Single by Sam Hunt

from the album Montevallo
- Released: June 1, 2015
- Recorded: 2014
- Genre: Country; country pop; pop rock;
- Length: 3:10
- Label: MCA Nashville
- Songwriters: Sam Hunt; Zach Crowell; Jerry Flowers;
- Producers: Zach Crowell; Shane McAnally;

Sam Hunt singles chronology
| "Take Your Time" (2014) | "House Party" (2015) | "Break Up in a Small Town" (2015) |

Music videos
- "House Party" (alternate video) on YouTube
- "House Party" (official music video) on YouTube

= House Party (Sam Hunt song) =

"House Party" is a song co-written and recorded by American country music singer Sam Hunt. It was released to country radio, by MCA Nashville on June 1, 2015 as the third single from his debut studio album Montevallo (2014). The song was written by Hunt, Zach Crowell and Jerry Flowers.

==Critical reception==
Taste of Country reviewed the song favorably, saying "This singer continues to stretch the genre to the delight of some and the agony of others. Acoustic guitar drives the beat in 'House Party', while a very country-sounding guitar lick works around his melodic, syncopated lyrics. This is Hunt's lightest single to date, as well".

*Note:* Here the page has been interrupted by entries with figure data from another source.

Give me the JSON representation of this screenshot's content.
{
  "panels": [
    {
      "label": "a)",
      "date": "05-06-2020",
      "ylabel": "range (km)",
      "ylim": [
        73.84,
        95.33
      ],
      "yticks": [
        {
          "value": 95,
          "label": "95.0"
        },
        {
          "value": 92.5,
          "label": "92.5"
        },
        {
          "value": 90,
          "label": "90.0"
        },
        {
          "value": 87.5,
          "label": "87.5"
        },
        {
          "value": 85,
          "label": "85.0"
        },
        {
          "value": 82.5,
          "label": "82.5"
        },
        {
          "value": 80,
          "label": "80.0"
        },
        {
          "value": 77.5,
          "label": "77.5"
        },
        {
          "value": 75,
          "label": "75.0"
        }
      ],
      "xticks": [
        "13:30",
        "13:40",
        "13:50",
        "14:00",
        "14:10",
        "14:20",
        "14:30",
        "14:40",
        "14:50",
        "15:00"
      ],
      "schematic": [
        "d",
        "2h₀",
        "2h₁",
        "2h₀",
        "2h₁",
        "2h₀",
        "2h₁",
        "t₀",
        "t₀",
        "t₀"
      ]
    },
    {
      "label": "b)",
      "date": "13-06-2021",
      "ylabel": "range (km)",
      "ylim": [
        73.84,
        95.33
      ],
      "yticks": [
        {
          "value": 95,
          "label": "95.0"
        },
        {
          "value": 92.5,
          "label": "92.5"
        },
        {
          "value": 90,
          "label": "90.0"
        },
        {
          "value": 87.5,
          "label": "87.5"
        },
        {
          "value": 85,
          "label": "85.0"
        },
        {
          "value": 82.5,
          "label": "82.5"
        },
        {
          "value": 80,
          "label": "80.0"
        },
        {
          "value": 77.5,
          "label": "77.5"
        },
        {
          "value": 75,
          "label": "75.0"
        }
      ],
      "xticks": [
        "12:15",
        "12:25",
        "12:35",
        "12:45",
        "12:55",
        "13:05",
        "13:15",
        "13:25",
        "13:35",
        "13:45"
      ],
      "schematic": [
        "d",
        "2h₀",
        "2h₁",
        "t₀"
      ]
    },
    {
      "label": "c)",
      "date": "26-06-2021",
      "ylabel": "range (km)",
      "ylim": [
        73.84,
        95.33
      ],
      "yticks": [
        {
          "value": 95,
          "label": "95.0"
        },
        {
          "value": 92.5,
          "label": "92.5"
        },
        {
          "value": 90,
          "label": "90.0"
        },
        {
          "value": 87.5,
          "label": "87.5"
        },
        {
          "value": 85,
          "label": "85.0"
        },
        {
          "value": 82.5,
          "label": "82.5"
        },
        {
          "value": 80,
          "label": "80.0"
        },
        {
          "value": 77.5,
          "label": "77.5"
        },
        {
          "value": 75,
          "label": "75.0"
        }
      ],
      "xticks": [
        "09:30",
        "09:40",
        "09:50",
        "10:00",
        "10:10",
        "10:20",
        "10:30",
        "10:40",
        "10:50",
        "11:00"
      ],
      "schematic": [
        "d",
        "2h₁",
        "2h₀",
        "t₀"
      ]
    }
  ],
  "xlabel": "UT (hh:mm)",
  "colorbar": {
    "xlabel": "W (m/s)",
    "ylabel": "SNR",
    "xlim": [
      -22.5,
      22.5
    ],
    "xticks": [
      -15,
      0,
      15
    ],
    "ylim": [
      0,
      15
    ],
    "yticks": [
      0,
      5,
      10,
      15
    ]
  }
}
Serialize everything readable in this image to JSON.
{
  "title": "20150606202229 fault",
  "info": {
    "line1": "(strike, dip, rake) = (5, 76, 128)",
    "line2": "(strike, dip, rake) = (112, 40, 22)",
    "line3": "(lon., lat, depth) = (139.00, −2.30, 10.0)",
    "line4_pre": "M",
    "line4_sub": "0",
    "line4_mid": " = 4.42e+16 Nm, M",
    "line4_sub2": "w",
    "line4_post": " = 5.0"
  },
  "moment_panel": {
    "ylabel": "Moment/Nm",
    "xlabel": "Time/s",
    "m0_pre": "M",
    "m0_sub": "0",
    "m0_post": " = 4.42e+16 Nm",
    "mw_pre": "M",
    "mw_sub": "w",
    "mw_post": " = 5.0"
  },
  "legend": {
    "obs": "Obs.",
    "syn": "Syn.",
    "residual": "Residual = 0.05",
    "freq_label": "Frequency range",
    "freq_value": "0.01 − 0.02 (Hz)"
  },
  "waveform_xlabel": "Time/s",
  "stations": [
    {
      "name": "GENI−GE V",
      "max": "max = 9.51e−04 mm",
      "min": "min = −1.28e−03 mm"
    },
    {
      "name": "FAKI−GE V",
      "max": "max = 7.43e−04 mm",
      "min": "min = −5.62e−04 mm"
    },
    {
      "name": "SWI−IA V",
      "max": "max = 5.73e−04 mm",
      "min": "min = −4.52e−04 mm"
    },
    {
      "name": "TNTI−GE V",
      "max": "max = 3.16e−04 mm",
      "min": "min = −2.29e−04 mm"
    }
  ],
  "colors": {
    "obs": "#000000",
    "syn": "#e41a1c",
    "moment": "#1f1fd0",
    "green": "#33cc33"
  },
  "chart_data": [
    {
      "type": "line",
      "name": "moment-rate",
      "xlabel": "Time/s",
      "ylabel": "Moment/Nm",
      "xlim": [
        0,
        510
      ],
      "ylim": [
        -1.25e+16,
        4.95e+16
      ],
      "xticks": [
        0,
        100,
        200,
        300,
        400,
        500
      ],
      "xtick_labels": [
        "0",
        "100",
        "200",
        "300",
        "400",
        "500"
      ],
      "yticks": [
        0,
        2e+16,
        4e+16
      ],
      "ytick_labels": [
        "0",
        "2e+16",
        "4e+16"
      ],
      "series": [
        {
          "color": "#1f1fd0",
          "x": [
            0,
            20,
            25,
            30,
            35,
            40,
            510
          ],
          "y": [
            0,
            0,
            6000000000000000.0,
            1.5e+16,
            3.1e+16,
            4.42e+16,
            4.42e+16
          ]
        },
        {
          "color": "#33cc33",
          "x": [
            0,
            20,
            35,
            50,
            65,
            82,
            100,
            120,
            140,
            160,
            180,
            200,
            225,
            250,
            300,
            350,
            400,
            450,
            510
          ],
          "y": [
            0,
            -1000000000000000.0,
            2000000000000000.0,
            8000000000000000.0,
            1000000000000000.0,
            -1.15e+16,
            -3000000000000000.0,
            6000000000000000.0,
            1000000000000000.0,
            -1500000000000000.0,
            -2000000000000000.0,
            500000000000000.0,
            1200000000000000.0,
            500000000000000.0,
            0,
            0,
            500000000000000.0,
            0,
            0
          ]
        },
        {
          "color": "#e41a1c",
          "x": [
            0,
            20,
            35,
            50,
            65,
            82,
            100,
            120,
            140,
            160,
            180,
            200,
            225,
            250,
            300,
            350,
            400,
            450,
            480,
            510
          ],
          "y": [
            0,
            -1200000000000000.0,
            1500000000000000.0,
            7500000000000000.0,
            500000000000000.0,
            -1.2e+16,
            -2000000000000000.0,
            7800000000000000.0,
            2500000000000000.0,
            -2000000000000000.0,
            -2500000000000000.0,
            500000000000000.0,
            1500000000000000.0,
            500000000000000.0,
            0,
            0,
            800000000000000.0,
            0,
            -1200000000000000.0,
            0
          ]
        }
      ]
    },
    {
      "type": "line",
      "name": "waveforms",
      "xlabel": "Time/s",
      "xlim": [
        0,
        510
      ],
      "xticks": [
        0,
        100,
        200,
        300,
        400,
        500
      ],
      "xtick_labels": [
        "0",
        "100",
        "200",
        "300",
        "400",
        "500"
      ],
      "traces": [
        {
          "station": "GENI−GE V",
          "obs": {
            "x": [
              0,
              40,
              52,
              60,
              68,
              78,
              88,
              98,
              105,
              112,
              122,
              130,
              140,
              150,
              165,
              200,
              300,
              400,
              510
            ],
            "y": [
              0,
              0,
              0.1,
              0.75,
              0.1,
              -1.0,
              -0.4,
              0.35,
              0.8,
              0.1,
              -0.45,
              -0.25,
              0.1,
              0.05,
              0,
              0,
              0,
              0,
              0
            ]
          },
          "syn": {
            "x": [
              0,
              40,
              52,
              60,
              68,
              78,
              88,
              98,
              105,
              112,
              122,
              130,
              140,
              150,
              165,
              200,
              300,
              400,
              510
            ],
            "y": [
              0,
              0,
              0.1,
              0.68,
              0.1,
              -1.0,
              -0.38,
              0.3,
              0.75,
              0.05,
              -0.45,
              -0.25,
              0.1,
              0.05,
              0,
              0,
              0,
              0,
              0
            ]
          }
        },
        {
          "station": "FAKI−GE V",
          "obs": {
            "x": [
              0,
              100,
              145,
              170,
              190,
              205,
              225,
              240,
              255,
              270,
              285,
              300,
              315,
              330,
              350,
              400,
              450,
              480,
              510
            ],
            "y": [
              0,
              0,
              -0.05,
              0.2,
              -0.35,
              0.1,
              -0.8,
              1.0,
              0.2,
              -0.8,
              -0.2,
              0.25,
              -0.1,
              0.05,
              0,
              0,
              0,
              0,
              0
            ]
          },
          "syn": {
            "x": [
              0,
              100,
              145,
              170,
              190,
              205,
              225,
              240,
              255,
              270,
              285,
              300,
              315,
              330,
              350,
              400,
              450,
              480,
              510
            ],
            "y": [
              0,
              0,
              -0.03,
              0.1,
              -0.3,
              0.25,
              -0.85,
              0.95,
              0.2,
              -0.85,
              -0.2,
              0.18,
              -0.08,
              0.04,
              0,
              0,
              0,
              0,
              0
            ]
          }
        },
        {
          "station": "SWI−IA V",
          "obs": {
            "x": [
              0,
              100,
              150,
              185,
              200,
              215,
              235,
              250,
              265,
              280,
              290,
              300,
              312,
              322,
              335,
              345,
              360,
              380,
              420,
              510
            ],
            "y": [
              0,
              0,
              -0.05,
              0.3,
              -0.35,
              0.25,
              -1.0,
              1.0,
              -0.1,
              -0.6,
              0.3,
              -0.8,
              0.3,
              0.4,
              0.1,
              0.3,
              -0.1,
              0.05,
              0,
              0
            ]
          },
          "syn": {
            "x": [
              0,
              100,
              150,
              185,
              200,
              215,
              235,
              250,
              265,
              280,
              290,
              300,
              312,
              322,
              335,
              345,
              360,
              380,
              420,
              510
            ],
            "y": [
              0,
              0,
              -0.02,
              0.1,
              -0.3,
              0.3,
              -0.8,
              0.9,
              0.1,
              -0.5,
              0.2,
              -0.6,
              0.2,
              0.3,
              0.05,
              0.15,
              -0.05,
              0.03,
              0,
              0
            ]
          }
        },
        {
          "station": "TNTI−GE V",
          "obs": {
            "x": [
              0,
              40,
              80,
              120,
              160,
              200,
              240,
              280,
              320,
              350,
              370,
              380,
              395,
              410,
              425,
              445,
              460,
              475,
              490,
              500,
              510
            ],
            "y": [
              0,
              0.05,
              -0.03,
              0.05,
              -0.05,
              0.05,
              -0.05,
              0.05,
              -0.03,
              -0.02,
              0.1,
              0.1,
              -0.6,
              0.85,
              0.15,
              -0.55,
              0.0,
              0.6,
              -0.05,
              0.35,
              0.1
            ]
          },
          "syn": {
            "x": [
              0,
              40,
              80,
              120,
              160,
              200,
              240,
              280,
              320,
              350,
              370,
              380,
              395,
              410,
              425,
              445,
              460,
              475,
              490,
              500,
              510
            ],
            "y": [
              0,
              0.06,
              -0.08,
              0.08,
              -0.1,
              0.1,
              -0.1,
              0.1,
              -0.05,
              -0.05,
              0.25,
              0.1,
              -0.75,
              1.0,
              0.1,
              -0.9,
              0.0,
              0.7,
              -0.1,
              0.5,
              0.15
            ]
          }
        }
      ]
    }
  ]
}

==Commercial performance==
The song first charted on the Country Digital Songs chart at number 31 for the week of August 20, 2014, the week his EP X2C was released, selling 12,000 copies in the US. It re-entered on the chart at number 29 for the week of May 23, 2015, preceding its official release as a single with sales of 10,000. It entered the Hot Country Songs chart on the next week at number 31. It first entered the Country Airplay chart for the week of January 2015, but gained traction in May in anticipation of its release as a single. It entered the US Billboard Hot 100 at number 85 for the week of June 20, 2015. The song reached number one on the Hot Country Songs chart for the week of August 22, 2015, becoming the third number one song from his debut studio album on that chart. It peaked at number 26 on the US Billboard Hot 100 two weeks later. The song was certified Platinum by the RIAA on August 28, 2015, and it reached its million sales mark in the US by January 2016. As of February 2016, the song has sold 1,121,000 copies in the US.

==Music videos==
Two music videos were produced for the song. The first music video, directed by Brad Belanger and Steven Worster, premiered in August 2014. A second music video, directed by Justin Key and Steven Worster, premiered in June 2015.

==Charts==

=== Weekly charts ===

| Chart (2015) | Peak position |
|---|---|
| Canada Hot 100 (Billboard) | 34 |
| Canada Country (Billboard) | 2 |
| Czech Republic Singles Digital (ČNS IFPI) | 78 |
| Slovakia Singles Digital (ČNS IFPI) | 85 |
| US Billboard Hot 100 | 26 |
| US Country Airplay (Billboard) | 1 |
| US Hot Country Songs (Billboard) | 1 |

===Year-end charts===

| Chart (2015) | Position |
|---|---|
| Canada (Canadian Hot 100) | 92 |
| US Billboard Hot 100 | 85 |
| US Country Airplay (Billboard) | 32 |
| US Hot Country Songs (Billboard) | 3 |

==Certifications and sales==

| Region | Certification | Certified units/sales |
| Canada (Music Canada) | 6× Platinum | 480,000^{‡} |
| New Zealand (RMNZ) | Gold | 15,000^{‡} |
| United States (RIAA) | 6× Platinum | 6,000,000^{‡} |
^{‡} Sales+streaming figures based on certification alone.